I'm not sure I fully understand your question but I had issued another variant of the graph in an article 'Resistance' of an LED which may be relevant.

enter image description here

Figure 1. An LED can be approximated as a resistor with a fixed voltage source.

If we look at a typical LED IV curve we can see that it is approximately linear over much of its useful range. This allows us to model the LED as a resistor and voltage source.

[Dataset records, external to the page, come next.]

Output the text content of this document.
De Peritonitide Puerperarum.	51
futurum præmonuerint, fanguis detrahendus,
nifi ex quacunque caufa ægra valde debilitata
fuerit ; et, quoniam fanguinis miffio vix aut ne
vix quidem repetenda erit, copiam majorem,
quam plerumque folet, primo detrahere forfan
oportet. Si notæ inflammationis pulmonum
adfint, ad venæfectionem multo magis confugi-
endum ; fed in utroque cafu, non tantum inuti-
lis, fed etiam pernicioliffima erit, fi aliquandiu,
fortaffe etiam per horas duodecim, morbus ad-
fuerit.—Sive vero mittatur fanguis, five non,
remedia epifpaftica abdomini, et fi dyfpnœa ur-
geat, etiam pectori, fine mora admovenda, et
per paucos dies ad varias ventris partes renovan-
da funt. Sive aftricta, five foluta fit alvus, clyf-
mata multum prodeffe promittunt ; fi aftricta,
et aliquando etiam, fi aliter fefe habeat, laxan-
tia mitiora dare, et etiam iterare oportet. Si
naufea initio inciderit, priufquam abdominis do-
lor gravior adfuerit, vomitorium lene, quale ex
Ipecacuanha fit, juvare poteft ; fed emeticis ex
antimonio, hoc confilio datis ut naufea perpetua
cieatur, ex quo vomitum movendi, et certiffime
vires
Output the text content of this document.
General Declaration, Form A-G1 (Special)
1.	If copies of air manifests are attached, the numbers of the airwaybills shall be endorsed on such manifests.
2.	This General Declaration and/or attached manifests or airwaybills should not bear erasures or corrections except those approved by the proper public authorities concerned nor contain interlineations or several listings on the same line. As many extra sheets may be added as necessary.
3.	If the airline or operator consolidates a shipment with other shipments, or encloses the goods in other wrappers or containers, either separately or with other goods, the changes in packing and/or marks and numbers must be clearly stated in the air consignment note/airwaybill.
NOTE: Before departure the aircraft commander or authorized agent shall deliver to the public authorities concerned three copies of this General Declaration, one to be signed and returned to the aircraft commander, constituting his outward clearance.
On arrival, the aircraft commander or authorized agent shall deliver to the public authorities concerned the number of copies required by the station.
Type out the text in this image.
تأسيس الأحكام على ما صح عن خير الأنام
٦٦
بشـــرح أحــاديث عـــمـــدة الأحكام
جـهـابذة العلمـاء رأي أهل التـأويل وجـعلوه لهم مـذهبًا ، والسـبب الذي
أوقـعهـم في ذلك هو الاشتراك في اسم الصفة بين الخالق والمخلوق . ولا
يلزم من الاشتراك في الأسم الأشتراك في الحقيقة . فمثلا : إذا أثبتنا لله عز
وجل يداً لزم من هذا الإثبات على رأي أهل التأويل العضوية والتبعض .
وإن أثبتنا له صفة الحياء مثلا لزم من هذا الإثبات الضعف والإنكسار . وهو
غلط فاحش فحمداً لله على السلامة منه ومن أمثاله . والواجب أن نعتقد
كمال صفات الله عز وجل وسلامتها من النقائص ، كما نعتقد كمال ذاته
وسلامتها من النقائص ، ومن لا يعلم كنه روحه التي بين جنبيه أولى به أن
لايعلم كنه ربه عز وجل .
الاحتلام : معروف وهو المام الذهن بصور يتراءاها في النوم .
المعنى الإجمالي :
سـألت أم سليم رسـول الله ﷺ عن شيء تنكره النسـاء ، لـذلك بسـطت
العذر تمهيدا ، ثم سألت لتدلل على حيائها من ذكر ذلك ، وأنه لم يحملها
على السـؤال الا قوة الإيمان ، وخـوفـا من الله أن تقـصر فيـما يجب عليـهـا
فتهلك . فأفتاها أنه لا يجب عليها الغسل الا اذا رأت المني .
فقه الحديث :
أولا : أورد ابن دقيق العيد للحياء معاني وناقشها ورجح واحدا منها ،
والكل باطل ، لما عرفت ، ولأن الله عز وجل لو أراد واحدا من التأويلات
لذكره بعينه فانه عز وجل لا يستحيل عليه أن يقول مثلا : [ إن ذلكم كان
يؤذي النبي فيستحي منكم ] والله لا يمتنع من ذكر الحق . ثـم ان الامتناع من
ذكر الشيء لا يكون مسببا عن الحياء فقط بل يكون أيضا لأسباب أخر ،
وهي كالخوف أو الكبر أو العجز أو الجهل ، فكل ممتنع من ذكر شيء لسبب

enter image description here

Figure 2. LED equivalent circuit model.

In Figure 1 the grey line is reasonably close to the LED curve from 20 mA to 100 mA. We can work out the resistance that this represents from Ohm’s law V=IR but in this case we will look at the change in voltage and current in the area of interest.

$$R=\frac{ΔV}{ΔI}=\frac{3.5–2.0}{100m–0}=\frac{1.5}{100m}=15\ Ω$$

We can also see that the line crosses the X-axis at Vf = 2.0 V. Our equivalent circuit for this region of interest is (referring to Figure 2) R1 = 15 Ω and V1 = 2.0 V.

Compared with the parallel 100k resistors in your model, the 15 Ω resistor in my model is dwarfed and the LED will behave pretty much like a constant voltage source as you discovered.

Since you have a bench PSU and multimeter you can plot the I/V curve for the LEDs you have. I put together a slightly long-winded video for that on the IV-curves page.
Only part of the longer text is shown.